ThiefMaster · April 3, 2024, 11:38am

Ah, so you probably migrated from legacy v1.2 at some point. That likely explains why you bad bad data for one of the API settings.

PS: Fun fact, Some CERN colleagues and I met someone from SKAO recently and while the meeting was focused mainly on other topics, Indico did come up briefly as well

ahmgithubahm · April 8, 2024, 2:59pm

Our DNS issues are solved. I was helped over on the Debian forums - see [1]. The issue is a known systemd-resolved problem [2]. This component isn’t a default part of Debian 12 if you install from an ISO, but it is in the official Debian 12 AWS AMIs.

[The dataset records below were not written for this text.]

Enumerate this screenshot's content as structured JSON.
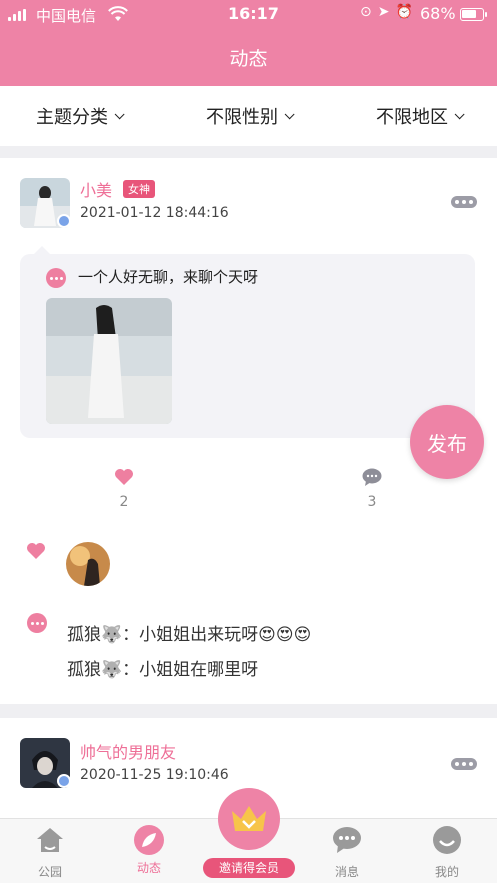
{
  "status_bar": {
    "carrier": "中国电信",
    "time": "16:17",
    "battery": "68%"
  },
  "header": {
    "title": "动态"
  },
  "filters": [
    {
      "label": "主题分类"
    },
    {
      "label": "不限性别"
    },
    {
      "label": "不限地区"
    }
  ],
  "posts": [
    {
      "username": "小美",
      "badge": "女神",
      "time": "2021-01-12 18:44:16",
      "text": "一个人好无聊，来聊个天呀",
      "likes": "2",
      "comments_count": "3",
      "comments": [
        {
          "author": "孤狼🐺",
          "sep": "：",
          "text": "小姐姐出来玩呀😍😍😍"
        },
        {
          "author": "孤狼🐺",
          "sep": "：",
          "text": "小姐姐在哪里呀"
        }
      ]
    },
    {
      "username": "帅气的男朋友",
      "time": "2020-11-25 19:10:46"
    }
  ],
  "fab": {
    "label": "发布"
  },
  "tabbar": {
    "items": [
      {
        "label": "公园"
      },
      {
        "label": "动态"
      },
      {
        "label": "邀请得会员"
      },
      {
        "label": "消息"
      },
      {
        "label": "我的"
      }
    ]
  },
  "colors": {
    "accent": "#ee83a6",
    "badge": "#e8557a",
    "username": "#ee6f97"
  }
}
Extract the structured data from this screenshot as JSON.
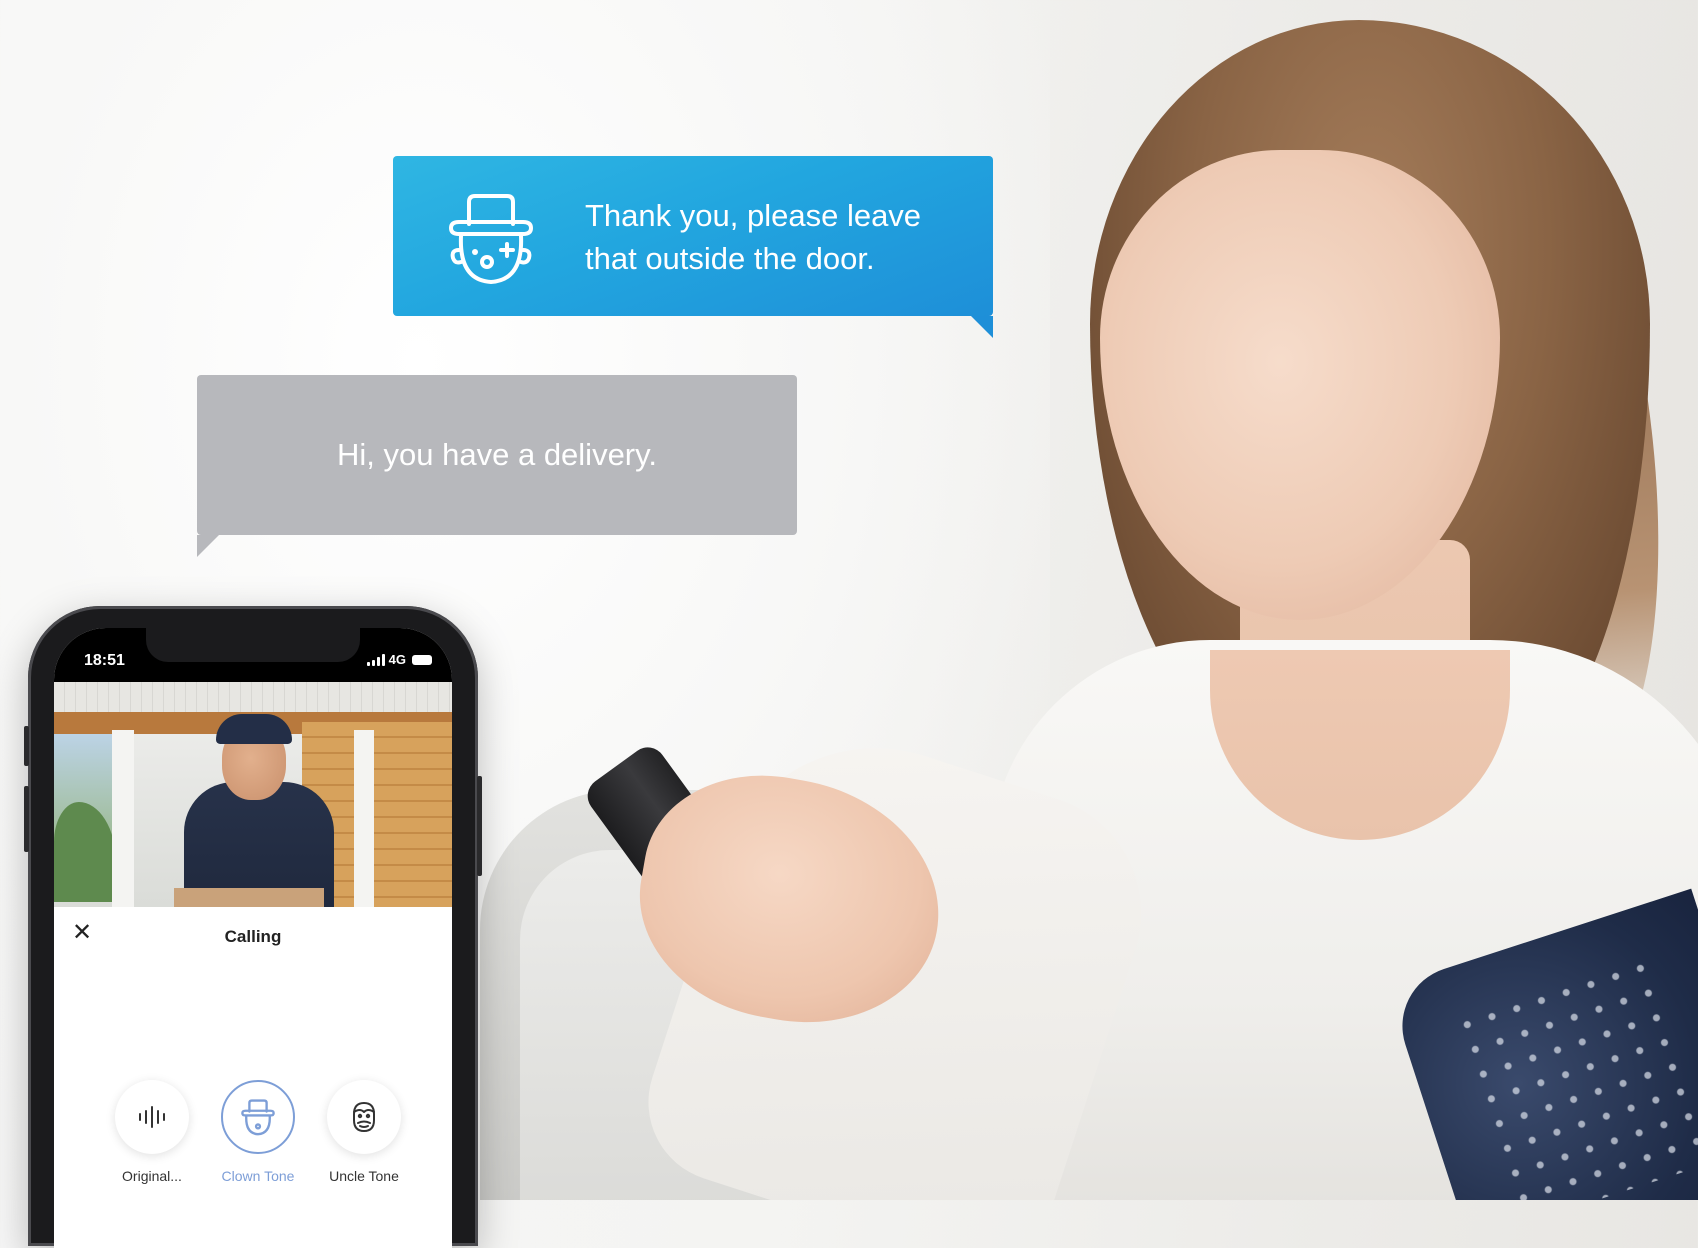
{
  "messages": {
    "reply": "Thank you, please leave that outside the door.",
    "visitor": "Hi, you have a delivery."
  },
  "phone": {
    "time": "18:51",
    "network": "4G",
    "calling_title": "Calling",
    "tones": [
      {
        "label": "Original...",
        "icon": "sound-wave-icon",
        "selected": false
      },
      {
        "label": "Clown Tone",
        "icon": "clown-face-icon",
        "selected": true
      },
      {
        "label": "Uncle Tone",
        "icon": "uncle-face-icon",
        "selected": false
      }
    ]
  },
  "colors": {
    "reply_bubble": "#22a6df",
    "visitor_bubble": "#b7b8bc",
    "selected_tone": "#7d9ed7"
  }
}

Removing it:

apt purge --auto-remove systemd-resolved

makes DNS just work all the time.

[1] https://forums.debian.net/viewtopic.php?t=158784
[2] https://github.com/systemd/systemd/issues/29069

ahmgithubahm · April 9, 2024, 7:46am

BTW the failures only seem to affect resolution of CNAMEs, and also it’s somehow related to IPv6. Using a simple bash script to repeatedly use netcat to open a port to the AWS RDS DB using its main cluster endpoint (a CNAME) will show something like 0.5%-1.0% name resolution failures, but changing the script to point it at the actual RDS DB instance endpoint (an A record) means you get no failures. Also telling netnet to use IPv4 (“nc -4” - which clearly affects how it performs name resolution) also means no failures. A bit mad.

ahmgithubahm · April 11, 2024, 8:06am

IMPORTANT, my workaround above is incorrect!! See the systemd bug to see the proper thing to do (removing package libnss-resolve).